JULAVITS: I would return to waitressing, or something that resembles waitressing—I sometimes dream of having a career that stops at the end of each shift, and as a result enjoying an uncomplicated distinction between the working self and the non-working self. Then I think I'm lucky that working and being are never not coexisting, that both of those parts of my brain are always, to some degree, active.

BOLICK: Physician.

COHEN: I guess I’d be wandering around South America and Asia trading with Indians, expats and all manner of interesting people from foreign cultures.

What craft elements do you think are your strong suit, and what would you like to be better at?

RUBIN: I think I have an ear for dialogue and a knack for metaphor and simile. Figuring out a plot, however, is a whole other story.

JULAVITS: Sentences and sentences.

COHEN: My aspirations change with every book, so it’s a moving target.  Right now I’m satisfied with my ability to manage complexity, to keep the story moving and engaging, and characterization.  I want to get better at using the future tense and the second person, but still make it feel simple, transparent and non-literary.  (Probably will fail.)

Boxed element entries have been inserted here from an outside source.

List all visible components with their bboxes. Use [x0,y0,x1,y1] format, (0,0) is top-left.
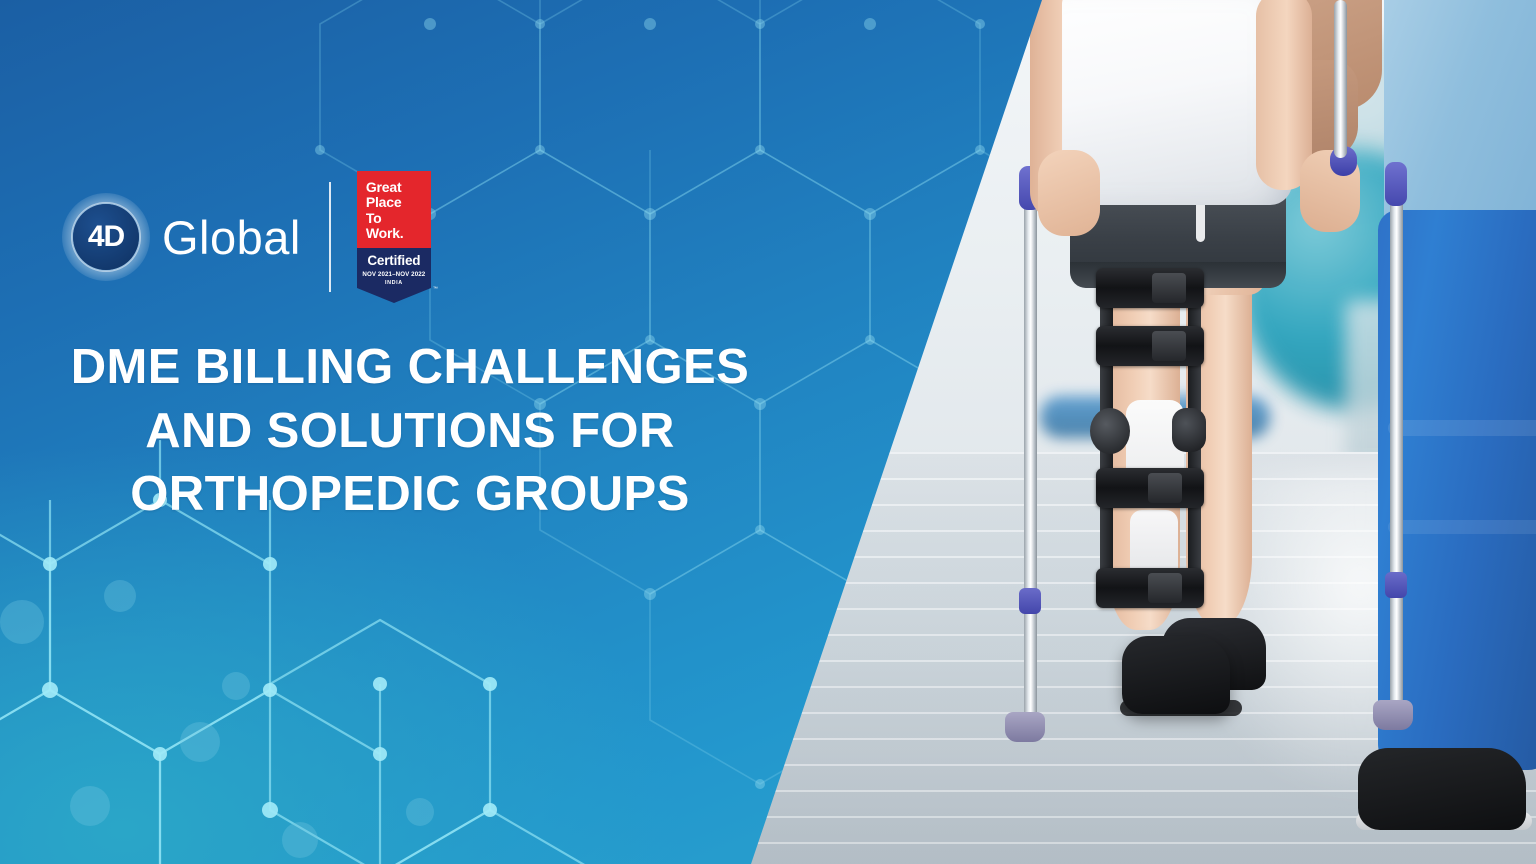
crutch-right-rubber-tip [1373,700,1413,730]
crutch-left-rubber-tip [1005,712,1045,742]
badge-line-3: To [366,211,424,226]
great-place-to-work-badge-icon[interactable]: Great Place To Work. Certified NOV 2021–… [357,171,431,302]
brace-buckle-icon [1152,273,1186,303]
crutch-right-height-adjuster [1385,572,1407,598]
scrub-fold [1388,420,1536,436]
badge-date-range: NOV 2021–NOV 2022 [361,271,427,278]
badge-certified-label: Certified [361,253,427,268]
badge-point-icon [357,288,431,303]
brand-wordmark: Global [162,210,301,265]
patient-left-shoe [1122,636,1230,714]
badge-line-1: Great [366,180,424,195]
marketing-banner: 4D Global Great Place To Work. Certified… [0,0,1536,864]
therapist-shoe [1358,748,1526,830]
brace-strap [1096,268,1204,308]
4d-global-logo-icon[interactable]: 4D [62,193,150,281]
scrub-fold [1388,520,1536,534]
vertical-divider-icon [329,182,331,292]
badge-line-4: Work. [366,226,424,241]
headline-line-2: AND SOLUTIONS FOR [0,400,820,464]
brace-strap [1096,326,1204,366]
badge-navy-block: Certified NOV 2021–NOV 2022 INDIA ™ [357,248,431,288]
patient-left-hand [1038,150,1100,236]
headline-line-1: DME BILLING CHALLENGES [0,336,820,400]
brace-hinge-icon [1090,408,1130,454]
logo-mark-text: 4D [73,204,139,270]
brace-buckle-icon [1152,331,1186,361]
crutch-right-upper-cuff [1334,0,1347,158]
knee-brace-icon [1096,268,1204,620]
forearm-crutch-left-shaft [1024,200,1037,720]
brace-buckle-icon [1148,473,1182,503]
page-title: DME BILLING CHALLENGES AND SOLUTIONS FOR… [0,336,820,527]
forearm-crutch-right-shaft [1390,196,1403,706]
headline-line-3: ORTHOPEDIC GROUPS [0,463,820,527]
brand-logo-row[interactable]: 4D Global Great Place To Work. Certified… [62,178,431,296]
brace-hinge-icon [1172,408,1206,452]
brace-buckle-icon [1148,573,1182,603]
badge-trademark-icon: ™ [433,286,438,292]
badge-line-2: Place [366,195,424,210]
badge-red-block: Great Place To Work. [357,171,431,247]
badge-country: INDIA [361,280,427,286]
crutch-left-height-adjuster [1019,588,1041,614]
crutch-right-collar [1385,162,1407,206]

ALBERT: Strong voice and language, less strong at like setting things on Mars but in the Victorian era with texturing about my great-great-grandparents’ dietary and political proclivities gleaned from their correspondence.

LINK: Strong suit: compression. Wordplay. Getting a certain subset of readers to go along with whatever weird thing it is that I want to do in a story. I’d like to be better at getting my ass in a chair and getting work done on a daily basis.

BOLICK: No matter how much research I’ve done, or how often my editor tells me my perspective is valuable, I struggle with feeling I have the right to say anything, which could be the internalization of a certain kind of feminine conditioning, or temperance against being a blowhard; either way, finding the courage to overcome my self-critical mind often delays my discovering the point I’m trying to make, and I’d like to be able to navigate that process more quickly and less torturously.

How do you contend with the hubris of thinking anyone has or should have any interest in what you have to say about anything?

BOLICK: See above.

ALBERT: I don’t.  Waste of energy.

JULAVITS: Yesterday, in the park, my friend and I spoke about grandiosity. How grandiosity is most useful if it's layered over (or under) doubt and self-loathing. I think many writers, psychologically speaking, are like a chafing dish of Mexican party dip—alternating swaths of hope and negativity, confidence and insecurity, canned refrieds and grated cheddar.

COHEN:  I’ve got a million head games I play to keep myself intact psychologically.  One of my foremost is from Bushido, Japanese samurai philosophy: “They can’t kill me because I’m already dead.”  Hope sustains you.  Hope is the enemy.

LINK: It is more or less a mystery to me that anyone has any kind of interest in what I have to say. Most of my career has been a surprise to me.

RUBIN: Every morning I stand in front of the mirror and say, “You’re an abject piece of shit, now go get ‘em!”